Listen To The Killers’ ‘Dustland’ Collaboration With Bruce Springsteen
It’s a reimagining of the band’s ‘A Dustland Fairytale,’ from their third album ‘Day & Age’ in 2008.
The Killers have teamed up with one of their great inspirations, Bruce Springsteen, for the newly-released “Dustland.” It’s a reimagining of the band’s “A Dustland Fairytale,” which was on their third album Day & Age in 2008.
The release of the track is accompanied by an explanatory Instagram post from frontman Brandon Flowers, recalling a time in February 2020 when he was waiting at an airport gate. Nervous about continuing to travel for promotion amid warnings of the rise of what we came to know as the Covid-19 virus, he remembers that he then received a series of texts from an unknown number.
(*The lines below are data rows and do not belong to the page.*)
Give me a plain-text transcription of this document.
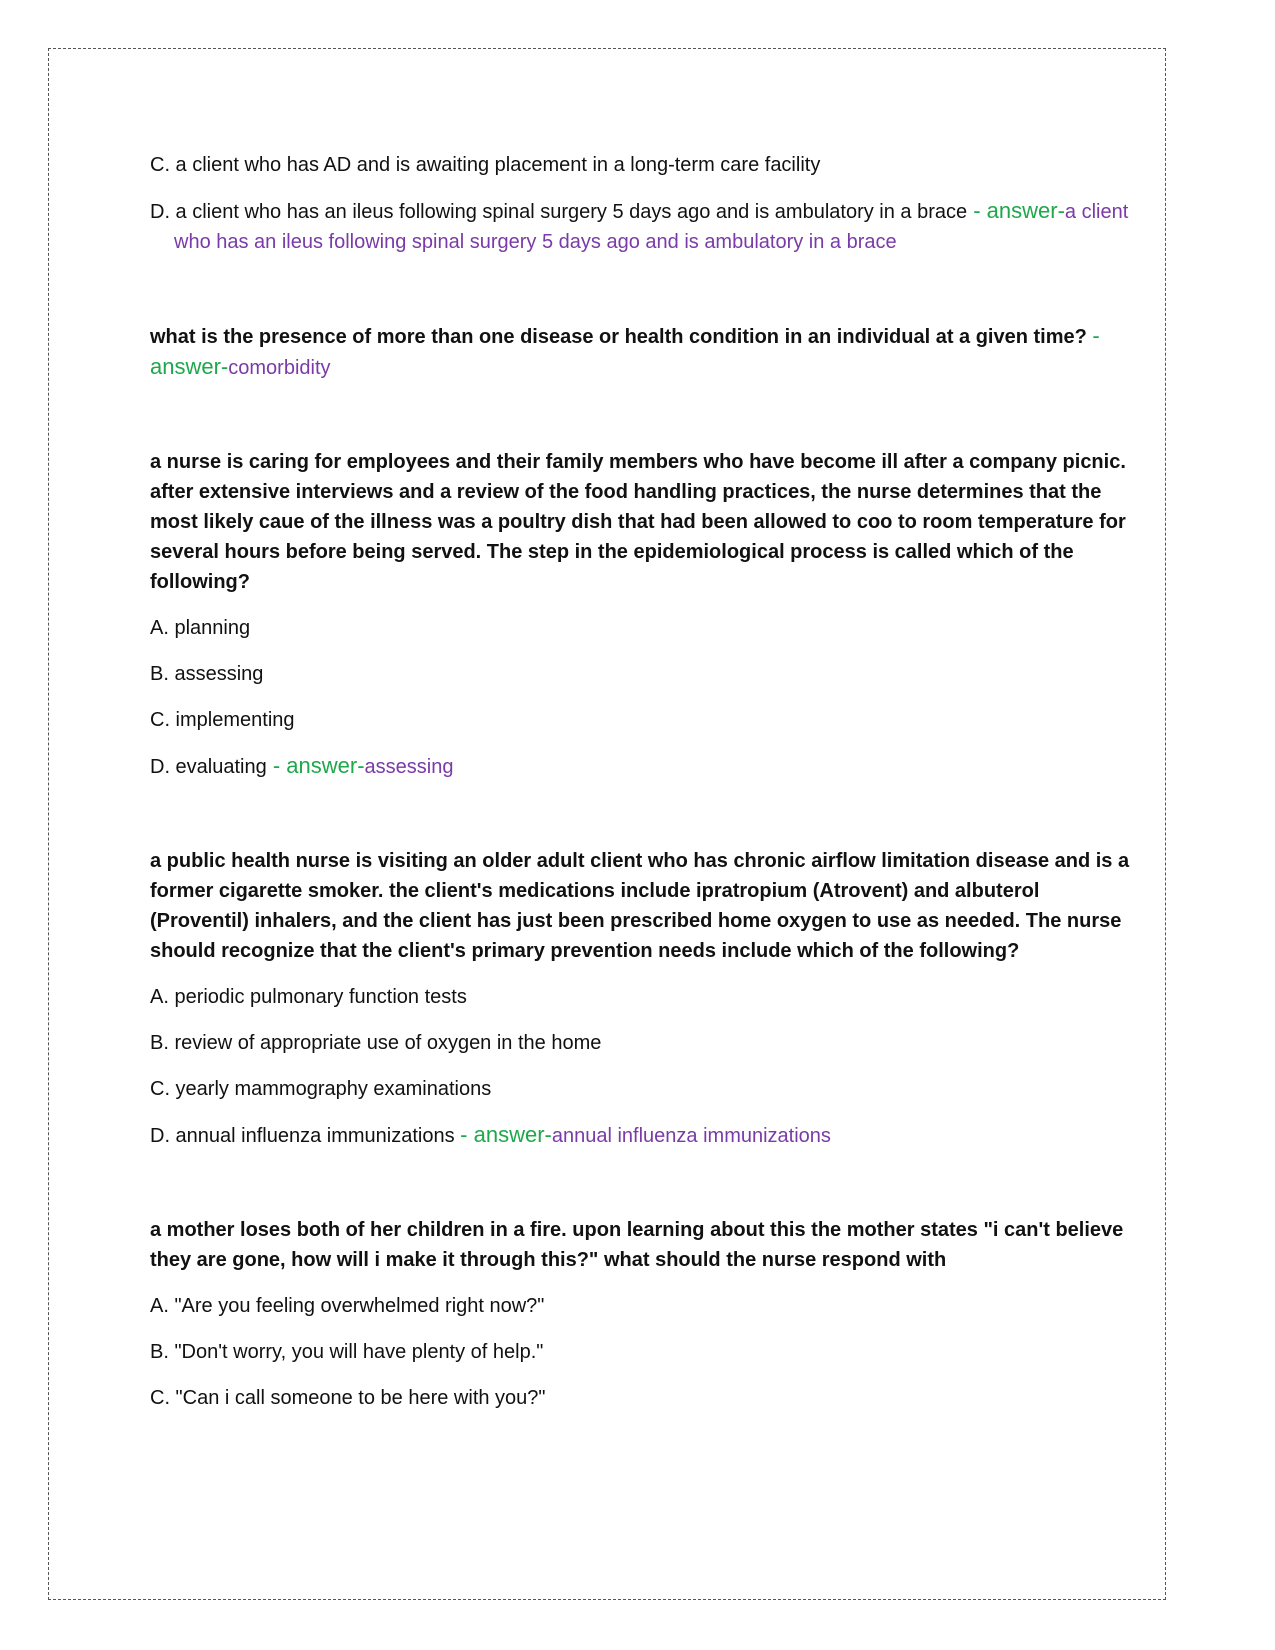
C. a client who has AD and is awaiting placement in a long-term care facility

D. a client who has an ileus following spinal surgery 5 days ago and is ambulatory in a brace - answer-a client who has an ileus following spinal surgery 5 days ago and is ambulatory in a brace

what is the presence of more than one disease or health condition in an individual at a given time? - answer-comorbidity

a nurse is caring for employees and their family members who have become ill after a company picnic. after extensive interviews and a review of the food handling practices, the nurse determines that the most likely caue of the illness was a poultry dish that had been allowed to coo to room temperature for several hours before being served. The step in the epidemiological process is called which of the following?

A. planning

B. assessing

C. implementing

D. evaluating - answer-assessing

a public health nurse is visiting an older adult client who has chronic airflow limitation disease and is a former cigarette smoker. the client's medications include ipratropium (Atrovent) and albuterol (Proventil) inhalers, and the client has just been prescribed home oxygen to use as needed. The nurse should recognize that the client's primary prevention needs include which of the following?

A. periodic pulmonary function tests

B. review of appropriate use of oxygen in the home

C. yearly mammography examinations

D. annual influenza immunizations - answer-annual influenza immunizations

a mother loses both of her children in a fire. upon learning about this the mother states "i can't believe they are gone, how will i make it through this?" what should the nurse respond with

A. "Are you feeling overwhelmed right now?"

B. "Don't worry, you will have plenty of help."

C. "Can i call someone to be here with you?"
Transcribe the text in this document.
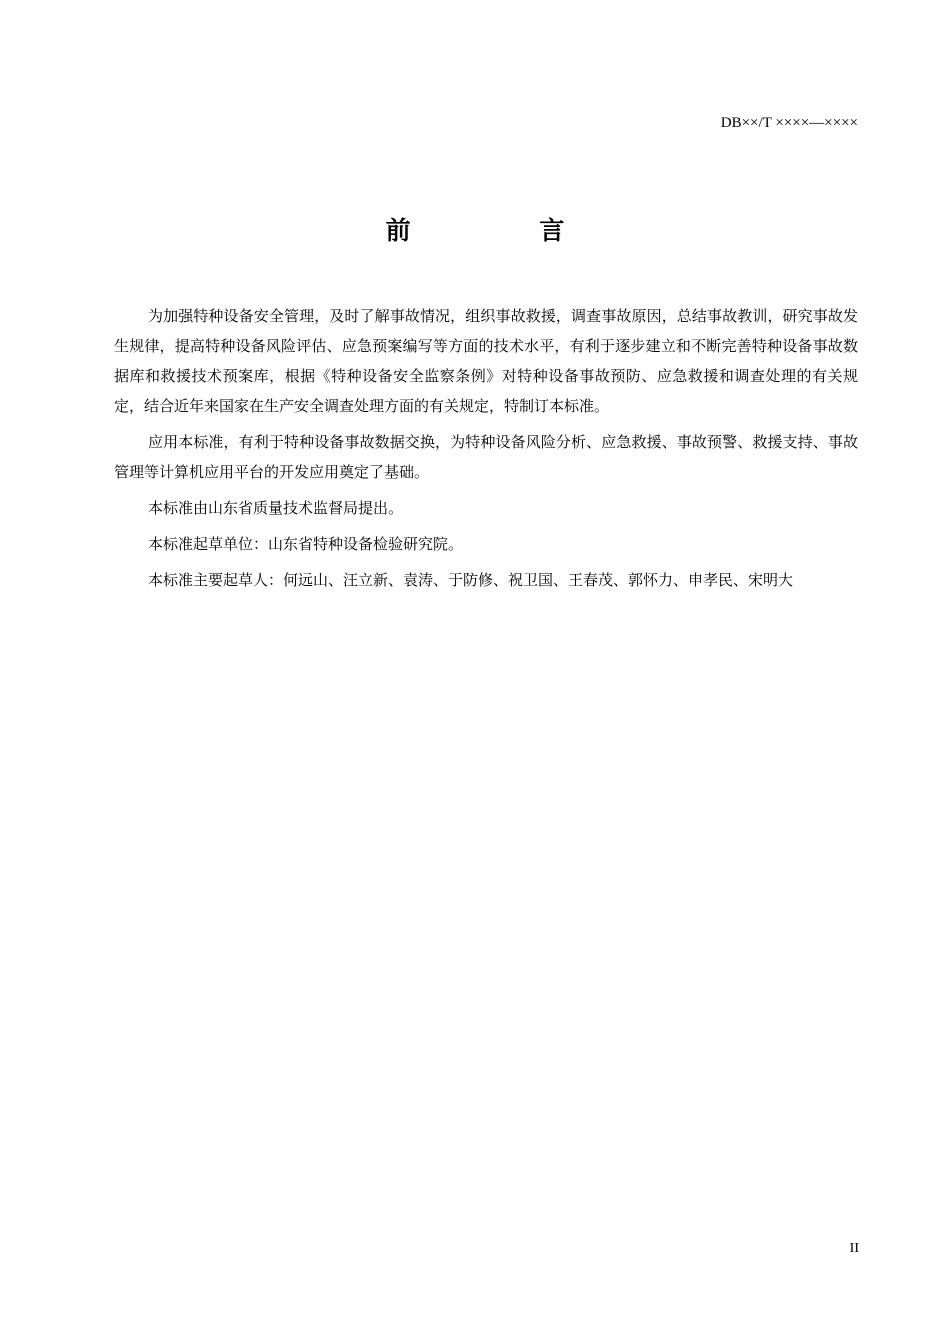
DB××/T ××××—××××
前 言

为加强特种设备安全管理，及时了解事故情况，组织事故救援，调查事故原因，总结事故教训，研究事故发生规律，提高特种设备风险评估、应急预案编写等方面的技术水平，有利于逐步建立和不断完善特种设备事故数据库和救援技术预案库，根据《特种设备安全监察条例》对特种设备事故预防、应急救援和调查处理的有关规定，结合近年来国家在生产安全调查处理方面的有关规定，特制订本标准。

应用本标准，有利于特种设备事故数据交换，为特种设备风险分析、应急救援、事故预警、救援支持、事故管理等计算机应用平台的开发应用奠定了基础。

本标准由山东省质量技术监督局提出。

本标准起草单位：山东省特种设备检验研究院。

本标准主要起草人：何远山、汪立新、袁涛、于防修、祝卫国、王春茂、郭怀力、申孝民、宋明大

II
“Watching Glastonbury,” says one. “You guys have become one hellacious live band my brother! Love the gold suit! We gotta do Dustland one day.” It was signed ‘Bruce.’’
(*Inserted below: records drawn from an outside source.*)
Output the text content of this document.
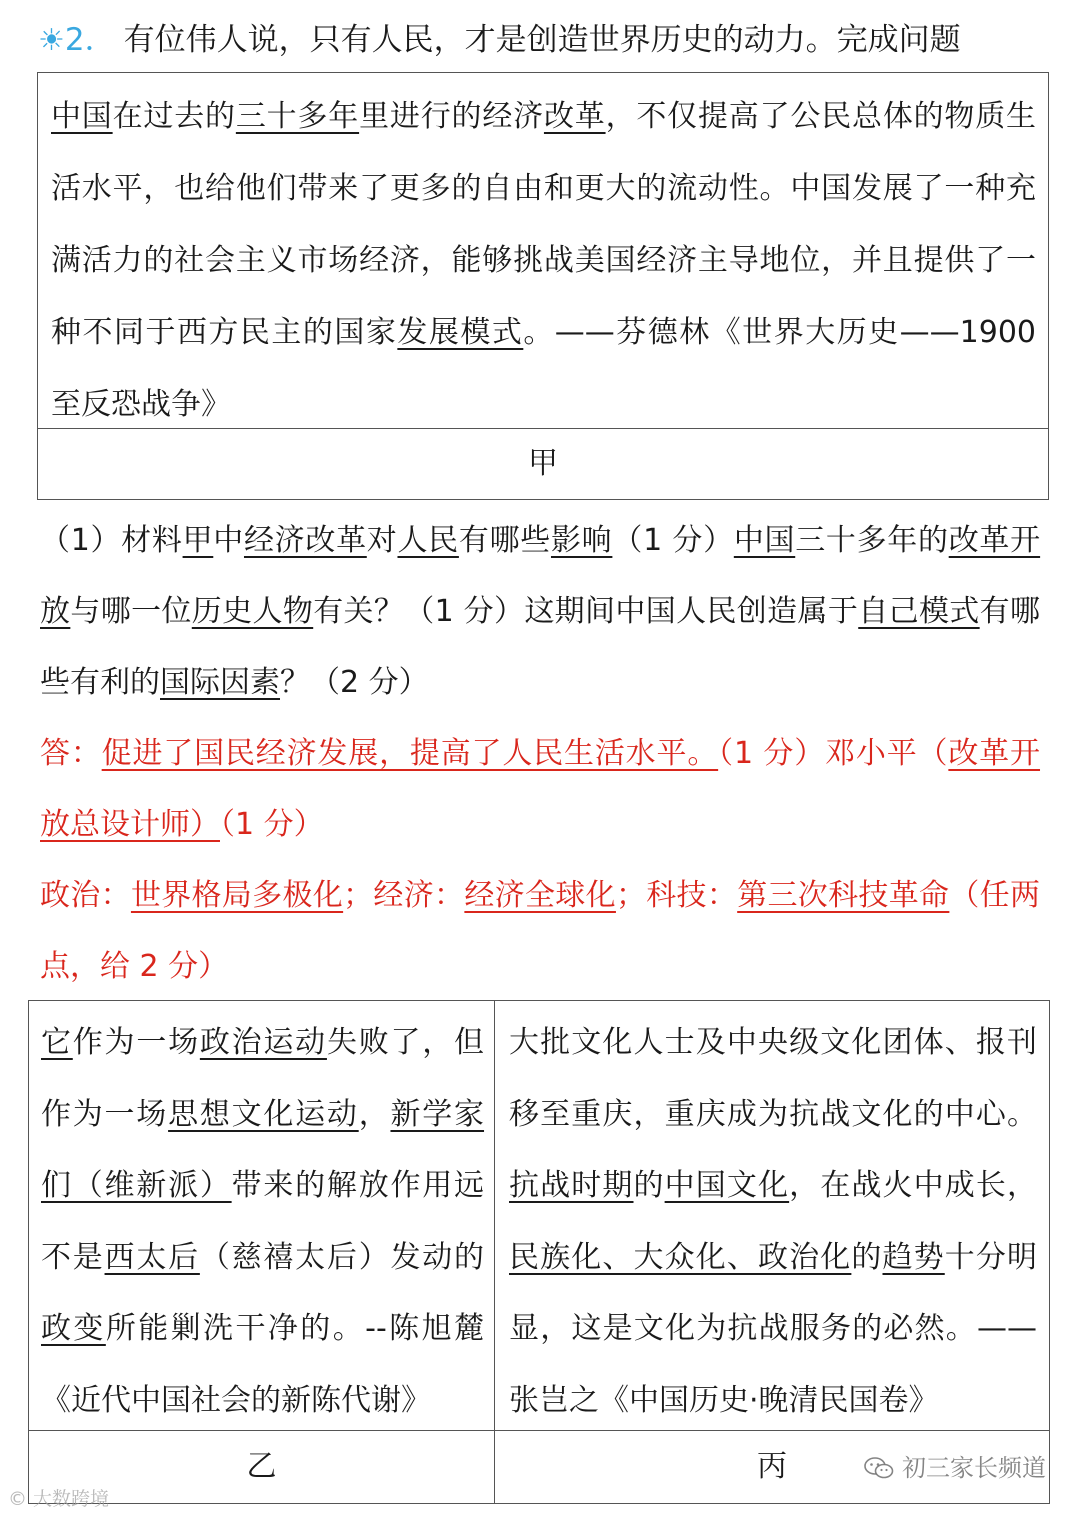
☀2． 有位伟人说，只有人民，才是创造世界历史的动力。完成问题
中国在过去的三十多年里进行的经济改革，不仅提高了公民总体的物质生活水平，也给他们带来了更多的自由和更大的流动性。中国发展了一种充满活力的社会主义市场经济，能够挑战美国经济主导地位，并且提供了一种不同于西方民主的国家发展模式。——芬德林《世界大历史——1900 至反恐战争》
甲
（1）材料甲中经济改革对人民有哪些影响（1 分）中国三十多年的改革开放与哪一位历史人物有关？（1 分）这期间中国人民创造属于自己模式有哪些有利的国际因素？（2 分）
答：促进了国民经济发展，提高了人民生活水平。（1 分）邓小平（改革开放总设计师）（1 分）
政治：世界格局多极化；经济：经济全球化；科技：第三次科技革命（任两点，给 2 分）
它作为一场政治运动失败了，但作为一场思想文化运动，新学家们（维新派）带来的解放作用远不是西太后（慈禧太后）发动的政变所能剿洗干净的。--陈旭麓《近代中国社会的新陈代谢》
大批文化人士及中央级文化团体、报刊移至重庆，重庆成为抗战文化的中心。抗战时期的中国文化，在战火中成长，民族化、大众化、政治化的趋势十分明显，这是文化为抗战服务的必然。——张岂之《中国历史·晚清民国卷》
乙	丙
© 大数跨境
初三家长频道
Flowers goes to explain how coronavirus curtailed their plans to collaborate with Springsteen but he writes passionately about how ‘Dustland’ was written during his mother’s battle with cancer, and how Bruce influenced him as a writer and a person, especially with songs about ordinary people like his parents. “And for god’s sake,” he finishes, “listen to Bruce Springsteen.”
In an email interview with Rolling Stone, Flowers says that they had originally planned to play the song live with Springsteen. “But the idea to record it remotely was initially about giving people something during quarantine,” he writes. “‘Dustland’’s lineage leads straight to Bruce. When we finished it back in 2008, I sent him a copy and a note expressing my gratitude for his contribution to my life.
“I attribute my discovery and absorption of his music with helping me become a more authentic writer,” he says. “He helped me to see the extraordinary in everyday people and their lives. And in this case, it was my parents who were under the microscope. Their faith and doubts, their search for salvation in the desert. It sounds Biblical. It also sounds Springsteenian.”